REPUBLIKA.CO.ID,BANDUNG—Setelah ditemukan buku bahasa Sunda berbau porno berjudul Ngeunah Keneh Inem , Dinas Pendidikan (Disdik) Jabar, akan menilai ulang 770 buku bahasa sunda. Menurut Kepala Balai Pengembangan Bahasa Daerah dan Kesenian Disdik Jabar, Husein R Hasan,
‘’Kami akan menilai ulang 770 buku yang baru dan sudah direkomendasikan. Jadi, nanti ada surat keputusan (SK) revisi,’’ ujar Husein, Kamis (31/1).
Husein mengatakan, sebenarnya penilaian buku tersebut program rutin setiap lima tahun. Penilaian, ini ada dalam program Balai Pengembangan Bahasa Daerah dan Kesenian.
Semua buku yang sudah direkomendasikan, kata dia, akan dinilai ulang. Yakni, dari segi isi, metode penulisan dan manfaat. Kalau ternyata sudah tidak relevan dengan perkembangan bahasa daerah saat ini, maka tidak akan direkomendasikan. ‘’Penilaian itu akan dilakukan Februari dan Maret,’’ imbuhnya.

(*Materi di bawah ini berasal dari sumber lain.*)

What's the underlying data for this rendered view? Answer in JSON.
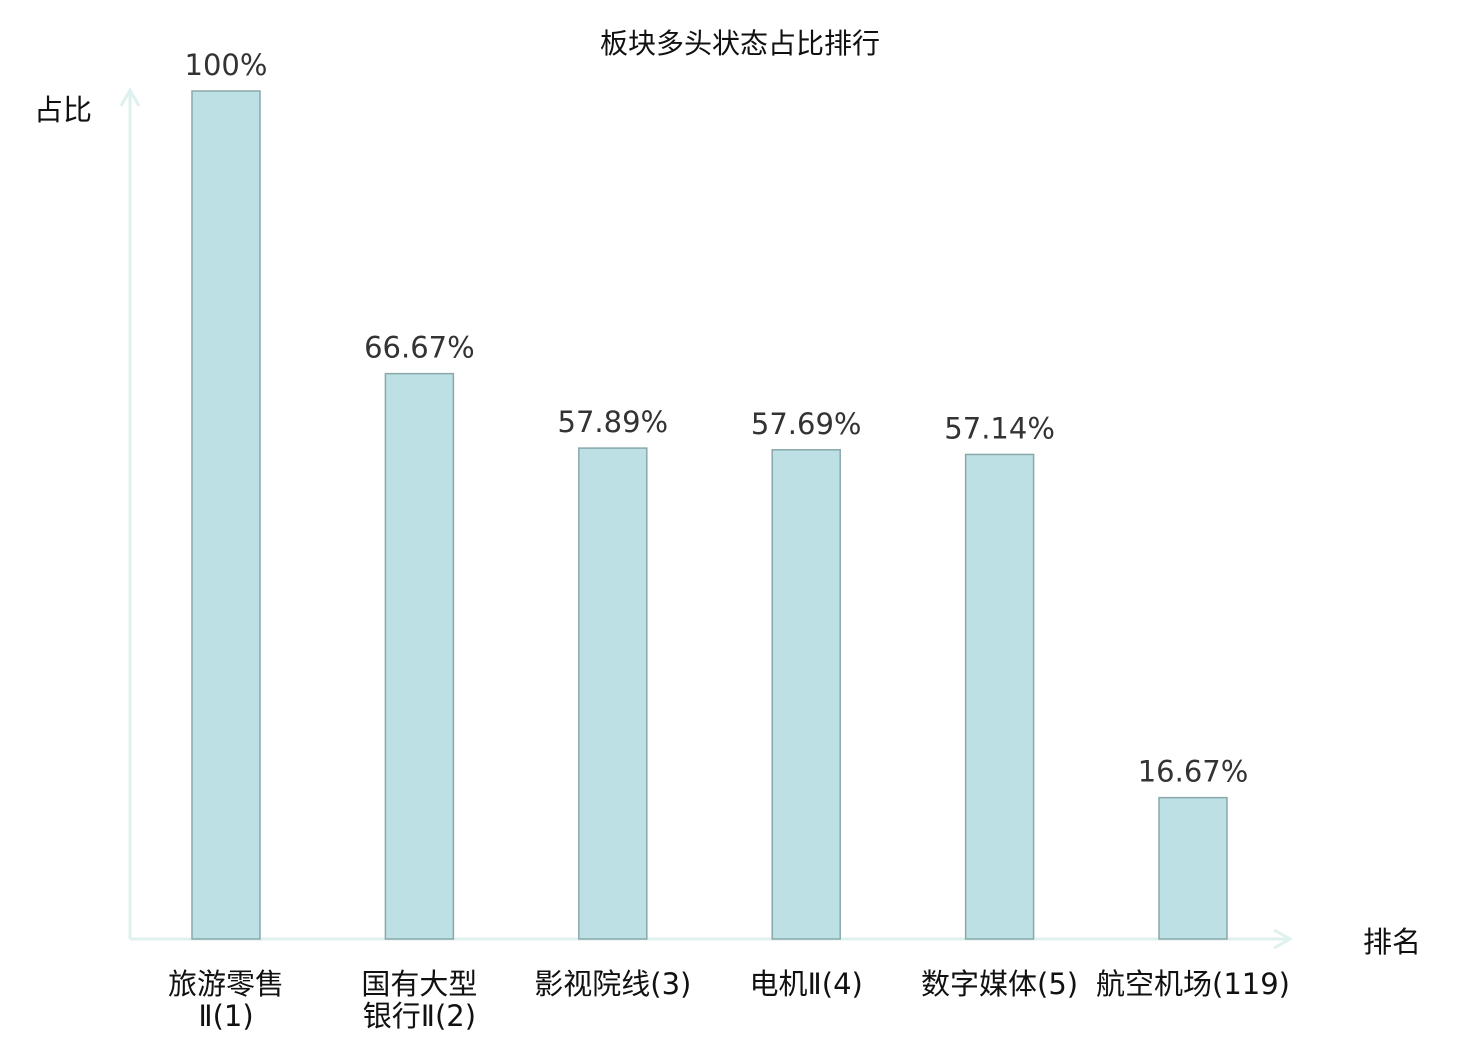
{
  "chart_data": {
    "type": "bar",
    "title": "板块多头状态占比排行",
    "ylabel": "占比",
    "xlabel": "排名",
    "ylim": [
      0,
      100
    ],
    "grid": false,
    "categories": [
      {
        "lines": [
          "旅游零售",
          "Ⅱ(1)"
        ],
        "highlight": false
      },
      {
        "lines": [
          "国有大型",
          "银行Ⅱ(2)"
        ],
        "highlight": false
      },
      {
        "lines": [
          "影视院线(3)"
        ],
        "highlight": false
      },
      {
        "lines": [
          "电机Ⅱ(4)"
        ],
        "highlight": false
      },
      {
        "lines": [
          "数字媒体(5)"
        ],
        "highlight": false
      },
      {
        "lines": [
          "航空机场(119)"
        ],
        "highlight": true
      }
    ],
    "values": [
      100,
      66.67,
      57.89,
      57.69,
      57.14,
      16.67
    ],
    "value_labels": [
      "100%",
      "66.67%",
      "57.89%",
      "57.69%",
      "57.14%",
      "16.67%"
    ],
    "colors": {
      "bar_fill": "#bce0e3",
      "bar_stroke": "#8aa8aa",
      "axis": "#dff1ef",
      "highlight": "#e8141c",
      "text": "#111111"
    }
  }
}
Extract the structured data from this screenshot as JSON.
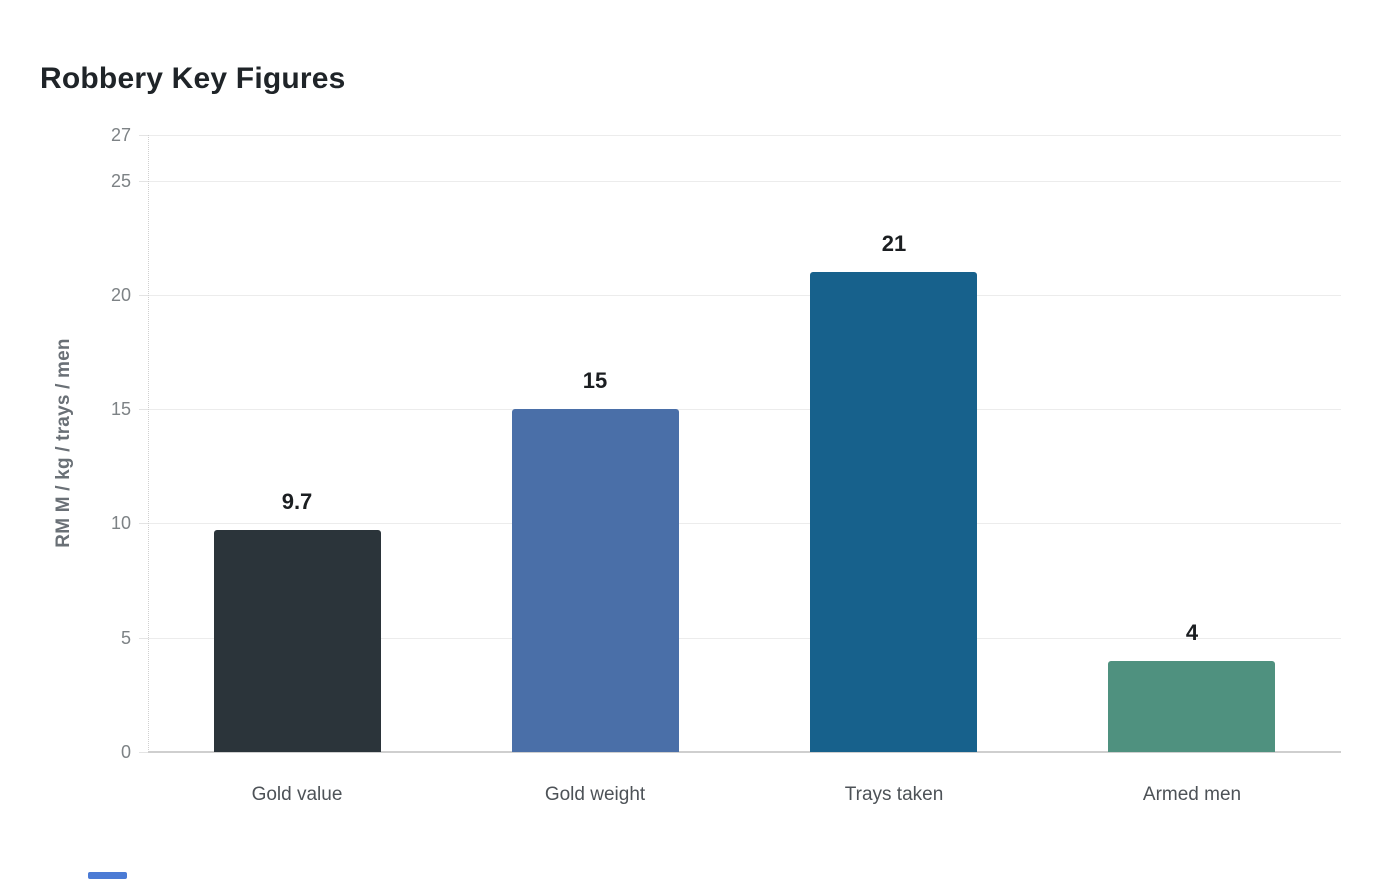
{
  "header": {
    "title": "Robbery Key Figures"
  },
  "chart_data": {
    "type": "bar",
    "title": "Robbery Key Figures",
    "categories": [
      "Gold value",
      "Gold weight",
      "Trays taken",
      "Armed men"
    ],
    "values": [
      9.7,
      15,
      21,
      4
    ],
    "value_labels": [
      "9.7",
      "15",
      "21",
      "4"
    ],
    "bar_colors": [
      "#2b343a",
      "#4a6fa8",
      "#17618c",
      "#4f917f"
    ],
    "xlabel": "",
    "ylabel": "RM M / kg / trays / men",
    "ylim": [
      0,
      27
    ],
    "yticks": [
      0,
      5,
      10,
      15,
      20,
      25,
      27
    ],
    "grid": true,
    "legend": false
  },
  "colors": {
    "title_text": "#1f2428",
    "grid_line": "#ececec",
    "baseline": "#cfcfcf",
    "axis_dotted_line": "#d0d0d0",
    "tick_label": "#7d8285",
    "axis_title": "#6a7076",
    "category_label": "#4d5257",
    "value_label": "#1b1e21",
    "scrollbar_thumb": "#4b7bd5"
  },
  "scrollbar": {
    "present": true
  }
}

Menurut Husein, buku baru yang akan dinilai sekitar 30 buku. Sementara buku lama yang sudah ada di daftar sekitar 740. Jadi, totalnya sekitar 770 buku. Penilaian ulang tersebut, melihat dari reaksi masyarakat juga. ‘’Misalnya, buku Ngeunah Keneh Inem, kan lima tahun ke belakang sudah masuk daftar. Karena ada reaksi sekarang, maka kami anulir,’’ paparnya.
Husein mengatakan, peniliaan terhadap buku bahasa Sunda akan diperketat dengan ada protes dari masyarakat. Selain itu, Disdik Jabar akan meminta pemerintah pusat untuk membimbing tentang teknis peniaian dan menilai buku seperti apa. ‘’Variabelnya, nanti lebih jelas lagi agar tidak menimbulkan polemik dan dinamika di masyarakat,’’ tegasnya.
Waktu yang dibutuhkan untuk menilai buku, menurut Husein, sekitar 2 sampai 3 bulan. Penilaian ulang ini dilakukan, untuk menjaminan mutu buku yang ada di sekolah maupun diperpustakaan.
Tim penilainya, kata dia, masih tetap melibatkan pakar dari UPI dan Unpad, pengarang serta penerbit. Setelah selesai dinilai, maka akan ada daftar buku baru. Saat akan membeli buku, sekolah bisa melihat dari referensi tersebut.
Filter terakhir, lanjut dia, sebenarnya ada disekolah. Kalau menilai kurang baik, bisa tidak membeli buku itu. ‘’Jadi, tidak ada keharusan sekolah membelinya hanya rekomendasi saja,’’ tuturnya.
Menurut Anggota Tim Penilai dari UPI, Dingding Haerudin, tim meloloskan buku Ngeunah Keneh Inem, karena dari penilai melihat tidak ada unsur yang seperti diresahkan. Selain itu, buku tersebut masuk dalam kategori bacaaan bukan buku ajar atau pelajaran. ‘’Jadi, buku itu memang untuk umum bukan siswa,’’ kata Dingding.
Seharusnya, kata dia, guru yang membaca buku tersebut. Karena, buku tersebut masih bisa dibaca oleh guru untuk menambah pemahaman mereka tapi tidak untuk diajarkan.